The senses of wilderness, a photo essay
Sound
In the wilderness, all sounds are welcomed. The wind provides clues to its direction and magnitude; thunder direct indication of an approaching storm. The breaking of branches notifies us of an approaching deer. The shrill call of a marmot—an alert of our own approach or that of a bear. Even the buzz of the mosquito and fly are warnings of their impending bite. All sounds are welcomed. Not a single one do we filter or hope that it will subside. Every night camped with the backdrop of a creek is a night spent in deep sleep.
Returned to the world of human creation, my senses are overwhelmed. Moving over concrete and pavement when my body aches for the sensation of the trail beneath my feet. No longer do I adjust my center of gravity for each footfall, a kind of walking dance with an earthen partner. Rather, I simply fall forward, step by step in an disengaged slumber. I am reminded how the world we occupy was forged in an effort to reduce the effort required to conduct even the most basic of tasks.
Taste
Soft, warm huckleberries suspended within reach of passing hikers. More than anyone could count let alone consume. Bright blue Oregon grapes at foot provide a bitter balance to the consistently sweet thimble berries whose textured red cap is readily transported from stalk to lips with but a pinch. Elderberries are prevalent but desire to be consumed as wine, not in raw form. Salmon berries. Raspberries. Clusters of bright orange fruit suspended from thin fingers of mountain ash.
Crystal clear, crisp streams continue the downward fall from cloud to snowfield and glacier to kettle pond and river. With and without filtration, these molecules have flavor, a reminder that water in and of itself can be enjoyed.

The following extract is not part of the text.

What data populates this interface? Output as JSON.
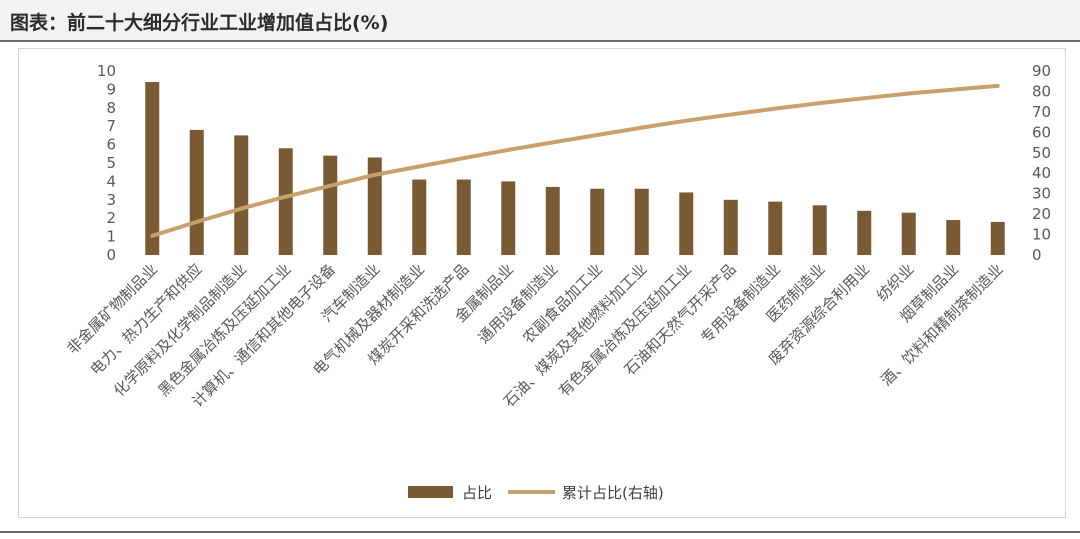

Raman noodles, rice, and rehydrated vegetables are cherished as though served by a world renowned chef in a top ranked restaurant. Even the simplest of flavors come to life when days are measured not by hours on a watch, but by miles on the trail and having reached once distant peaks.
Physical
It is a mistake to say that “touch” is a sense, for it is not what we reach out and grab, rather what reaches out and grabs us that brings us into the physical world. When we remove the comfort of our climate controlled home and step out into the unsafe domain beyond, it is only the metabolic processes of our cellular respiration that keeps us from freezing, overheating, or succumbing to the temptation of a storm.
Strip off our clothes, remove our steel shanked boots, unfurl the locks of unkept hair and dip into the cool, silky water of glacial run-off, turquoise as seen from afar. In shallow, still pools it is warmed by the sun. The slick mud moves between toes with so little friction that one is likely to slide from bank to center of pond, having no choice but to fully immerse and swim back to shore, grabbing grasses and shrubs by their roots to rise up and place bare bottom back on land.
This is the physical engagement, the realization that we are nothing without our gear. We are just another naked animal enjoying the movement of ice over stone, melt over land, and sun over water.
Sight
My eyes that find burden in seeing just a meter to my front after days peering at a computer screen once again find a more dynamic range of motion and visual depth. Colors well beyond the range of 16-bit overwhelm my senses and remind me that our experience of this world will never be matched by a digital facsimile.
Mists at dawn linger over dark forest cover. Whales mingle in shallow waters close to shore. Water falls from high nooks, cascading into perpetually turbulent pools. Eagles rest on bare branches back from tidal shores, patient for the next time the water recedes and food is exposed. Mountain ridge after ridge recede into the distance, each a shade of gray and purple combined. Growing flames of Cascade fires cover the valley floor with what could at first be mistaken for ladened clouds lying too low.
Our breath is caught in that place where emotion is held, pulling at a sense of longing, a blend of pain and joy expressed as tears. The complex dance of photons upon retina invokes memories carried from long before our childhood.
Smell
Pine needles both dry and moist carry a distinctive aroma immediately recognized as one marches up trail. From sun baked, earthen footpaths covered in crumbled remains of the pine’s lost luster to shaded, packed layers of fallen debris so thick as to invoke the sensation that the earth itself is a trampoline. And with a gust of wind chemical compounds are released, wafting up into the currents and eddies only to be inhaled as a memory of another times when I explored, rested, or made love beneath pine trees.